On Wednesday, the US-China Business Council, a group that lobbies on behalf of about 220 large US companies with operations in China, issued a report taking direct aim at China’s recent enthusiastic application of its six-year-old anti-monopoly law and highlighting ways that the council says enforcement could be improved.
“For American businesses operating in China, China’s AML [anti-monopoly law] regime is creating more questions than answers,” US-China Business Council president John Frisbie said in a news release.
“Will China use the AML to protect its domestic industry rather than promote fair competition? Is the Chinese government using the AML to force lower prices, rather than letting the ‘market play the decisive role’ as enshrined in China’s new economic reform program? ... [The council] sees troubling reasons for concern,” Frisbie said.
China’s antitrust clampdown has already taken aim at scores of companies, foreign and domestic — including recently Microsoft Corp, Qualcomm Inc, Daimler AG, Volkswagen AG and a dozen Japanese manufacturers of auto parts and bearings.
Actions against foreign companies tend to receive more attention from the media, but the companies, which generally lack the political patronage networks that their Chinese counterparts enjoy, tend to lie low once targeted.
Experts say it is unheard of for a foreign company to speak out against antitrust action in China, let alone to try to file an administrative appeal.
However, the council’s report is only the latest distress signal from foreign businesses in China. On Tuesday, the American Chamber of Commerce in China published the results of a survey of members showing that 60 percent of the respondents felt foreign business was less welcome in China and 49 percent believed foreign firms were being targeted in recent pricing or anticorruption campaigns.

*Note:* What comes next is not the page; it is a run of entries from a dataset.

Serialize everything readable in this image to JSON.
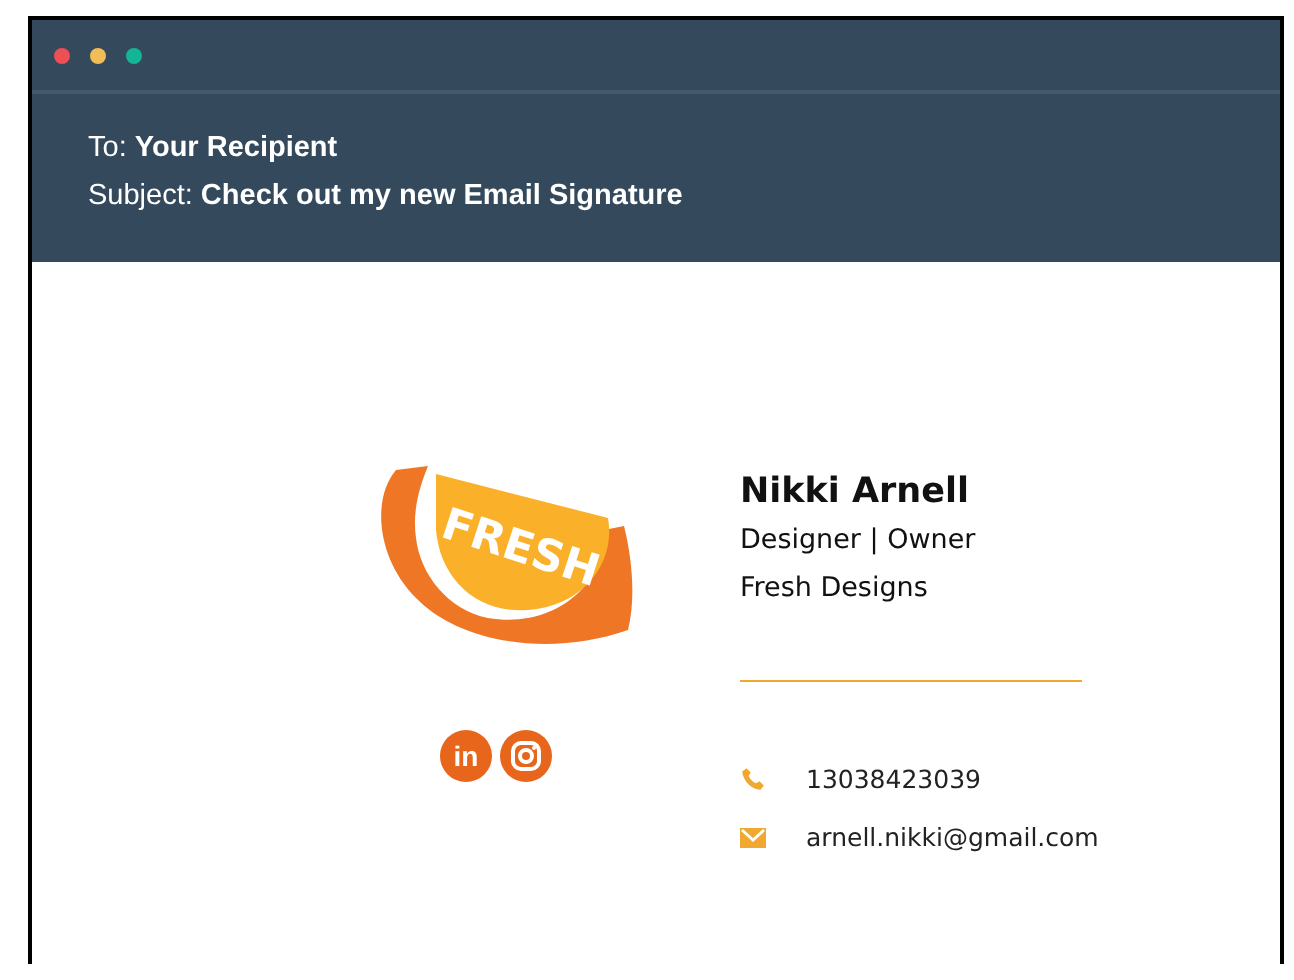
{
  "window": {
    "controls": [
      {
        "color": "#ee4f55"
      },
      {
        "color": "#f2bd57"
      },
      {
        "color": "#13b596"
      }
    ]
  },
  "email": {
    "to": "To: **Your Recipient**",
    "subject": "Subject: **Check out my new Email Signature**"
  },
  "signature": {
    "logo": {
      "text": "FRESH"
    },
    "social": [
      {
        "kind": "linkedin",
        "label": "in"
      },
      {
        "kind": "instagram"
      }
    ],
    "name": "Nikki Arnell",
    "role": "Designer | Owner",
    "company": "Fresh Designs",
    "contacts": [
      {
        "kind": "phone",
        "value": "13038423039"
      },
      {
        "kind": "email",
        "value": "arnell.nikki@gmail.com"
      }
    ]
  }
}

Last month, the European Chamber of Commerce in China issued a statement on recent anti-monopoly enforcement actions, citing “numerous alarming anecdotal accounts from a number of sectors that administrative intimidation tactics are being used to impel companies to accept punishments and remedies without full hearings.”

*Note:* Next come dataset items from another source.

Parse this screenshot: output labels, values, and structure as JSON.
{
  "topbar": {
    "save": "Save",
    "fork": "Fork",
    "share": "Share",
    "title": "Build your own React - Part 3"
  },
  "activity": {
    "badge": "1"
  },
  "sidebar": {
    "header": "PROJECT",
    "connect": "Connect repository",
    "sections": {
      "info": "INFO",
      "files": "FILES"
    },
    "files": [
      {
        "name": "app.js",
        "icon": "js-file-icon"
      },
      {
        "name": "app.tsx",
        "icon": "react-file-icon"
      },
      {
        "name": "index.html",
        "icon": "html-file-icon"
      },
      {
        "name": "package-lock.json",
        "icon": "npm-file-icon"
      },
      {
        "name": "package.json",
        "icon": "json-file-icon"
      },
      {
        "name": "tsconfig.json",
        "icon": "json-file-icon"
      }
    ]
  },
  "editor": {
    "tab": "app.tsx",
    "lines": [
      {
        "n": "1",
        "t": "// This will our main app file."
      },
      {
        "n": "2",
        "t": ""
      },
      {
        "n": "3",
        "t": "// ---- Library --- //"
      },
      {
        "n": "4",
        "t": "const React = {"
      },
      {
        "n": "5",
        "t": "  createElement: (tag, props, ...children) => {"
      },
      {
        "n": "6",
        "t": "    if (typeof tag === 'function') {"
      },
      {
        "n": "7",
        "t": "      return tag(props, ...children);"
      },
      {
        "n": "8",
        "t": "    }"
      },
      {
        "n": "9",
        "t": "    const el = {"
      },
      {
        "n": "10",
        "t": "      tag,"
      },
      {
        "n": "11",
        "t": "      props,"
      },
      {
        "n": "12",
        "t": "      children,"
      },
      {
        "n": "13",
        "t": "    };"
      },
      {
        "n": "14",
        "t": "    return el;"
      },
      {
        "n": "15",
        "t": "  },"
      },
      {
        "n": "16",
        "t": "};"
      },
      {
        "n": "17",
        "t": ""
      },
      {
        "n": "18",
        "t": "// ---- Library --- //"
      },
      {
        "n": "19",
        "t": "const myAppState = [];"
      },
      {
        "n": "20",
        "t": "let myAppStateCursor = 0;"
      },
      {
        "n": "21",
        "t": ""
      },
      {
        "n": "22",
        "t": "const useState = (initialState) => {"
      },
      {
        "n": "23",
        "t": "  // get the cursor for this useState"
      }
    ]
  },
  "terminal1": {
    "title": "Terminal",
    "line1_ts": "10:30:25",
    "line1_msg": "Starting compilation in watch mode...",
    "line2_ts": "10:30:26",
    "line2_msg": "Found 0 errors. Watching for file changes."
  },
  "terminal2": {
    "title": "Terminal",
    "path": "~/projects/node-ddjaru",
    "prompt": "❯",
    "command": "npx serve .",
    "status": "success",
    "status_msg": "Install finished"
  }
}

The report by the US-China Business Council said that 86 percent of the companies it surveyed expressed concern about competition enforcement activities in China.
Companies that have fallen under antitrust scrutiny in China complained about a lack of due process, unfair treatment, long review periods for approving mergers and acquisitions and the lack of transparency in how rulings are reached and fines are set.
If China’s antitrust actions are giving Western companies a chill, it worsens an already frosty investment environment.
Foreign direct investment in mainland China fell 17 percent in July compared with that seen a year earlier, and declined 0.4 percent, to US$71.1 billion, in the first seven months of this year. The figures, which exclude the financial sector, showed investment from Japan dropped 45.4 percent in the first seven months, while investment from the US fell 17.4 percent and European investment fell 17.5 percent.
China’s slowing economic growth and rising labor and other operating costs no doubt weighed on investment flows. However, the country’s antitrust actions are unlikely to improve the situation.